Our program logic will look something like this (basically adapted from the Minimal Orleans Application tutorial, but without the client code):
class Program { static SiloHost siloHost; static void Main(string[] args) { Console.Title = "Silo"; // Orleans should run in its own AppDomain, we set it up like this AppDomain hostDomain = AppDomain.CreateDomain("OrleansHost", null, new AppDomainSetup() { AppDomainInitializer = InitSilo }); Console.WriteLine("Orleans Silo is running.\nPress Enter to terminate..."); Console.ReadLine(); // We do a clean shutdown in the other AppDomain hostDomain.DoCallBack(ShutdownSilo); } static void InitSilo(string[] args) { siloHost = new SiloHost(Dns.GetHostName()); siloHost.LoadOrleansConfig(); siloHost.InitializeOrleansSilo(); var startedok = siloHost.StartOrleansSilo(); if (!startedok) throw new SystemException(String.Format("Failed to start Orleans silo '{0}' as a {1} node", siloHost.Name, siloHost.Type)); } static void ShutdownSilo() { if (siloHost != null) { siloHost.Dispose(); GC.SuppressFinalize(siloHost); siloHost = null; } } }
Program logic in the Client should look something like this:
static void Main(string[] args) { Console.Title = "Client"; var config = ClientConfiguration.LoadFromFile("ClientConfiguration.xml"); while (true) { try { GrainClient.Initialize(config); Console.WriteLine("Connected to silo!"); var friend = GrainClient.GrainFactory.GetGrain<IPerson>("Joe"); var result = friend.SayHelloAsync("Hello!"); Console.ReadLine(); break; } catch (SiloUnavailableException) { Console.WriteLine("Silo not available! Retrying in 3 seconds."); Thread.Sleep(3000); } } }
Set both the Silo and Client as startup projects, and run them. The silo will take a few seconds to initialise, and the client will keep trying to reach it until it’s up:
Interesting article. I’d love to learn more about Orleans, especially how scale it on Azure. Does Orleans have the ability to spin up / down new silos (or grains within a silo) based on current load?

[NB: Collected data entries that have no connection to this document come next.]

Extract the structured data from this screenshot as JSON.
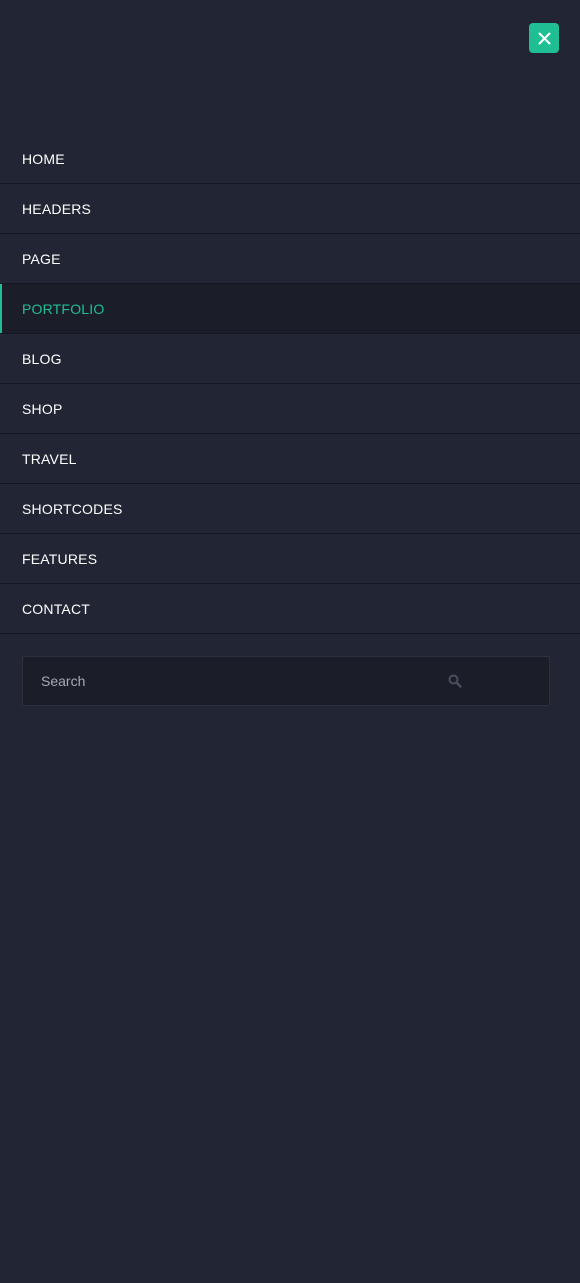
{
  "menu": {
    "close_icon": "close-icon",
    "items": [
      {
        "label": "HOME",
        "active": false
      },
      {
        "label": "HEADERS",
        "active": false
      },
      {
        "label": "PAGE",
        "active": false
      },
      {
        "label": "PORTFOLIO",
        "active": true
      },
      {
        "label": "BLOG",
        "active": false
      },
      {
        "label": "SHOP",
        "active": false
      },
      {
        "label": "TRAVEL",
        "active": false
      },
      {
        "label": "SHORTCODES",
        "active": false
      },
      {
        "label": "FEATURES",
        "active": false
      },
      {
        "label": "CONTACT",
        "active": false
      }
    ]
  },
  "search": {
    "placeholder": "Search",
    "value": "",
    "icon": "search-icon"
  },
  "colors": {
    "background": "#222634",
    "accent": "#1fbf93",
    "active_bg": "#1b1e29",
    "divider": "#151821",
    "text": "#ffffff"
  }
}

That’s an interesting question. Orleans is actually built with Azure in mind as the primary platform (although it can be run just as well in-house).
I don’t know whether it can actually spin up silos automatically. I can tell you though that it does have the ability to balance out grains across silos, and that you can easily scale out grains within a silo using Stateless Worker grains.
If you would like some real data on how it performs, I suggest you check out their 2014 Technical Report.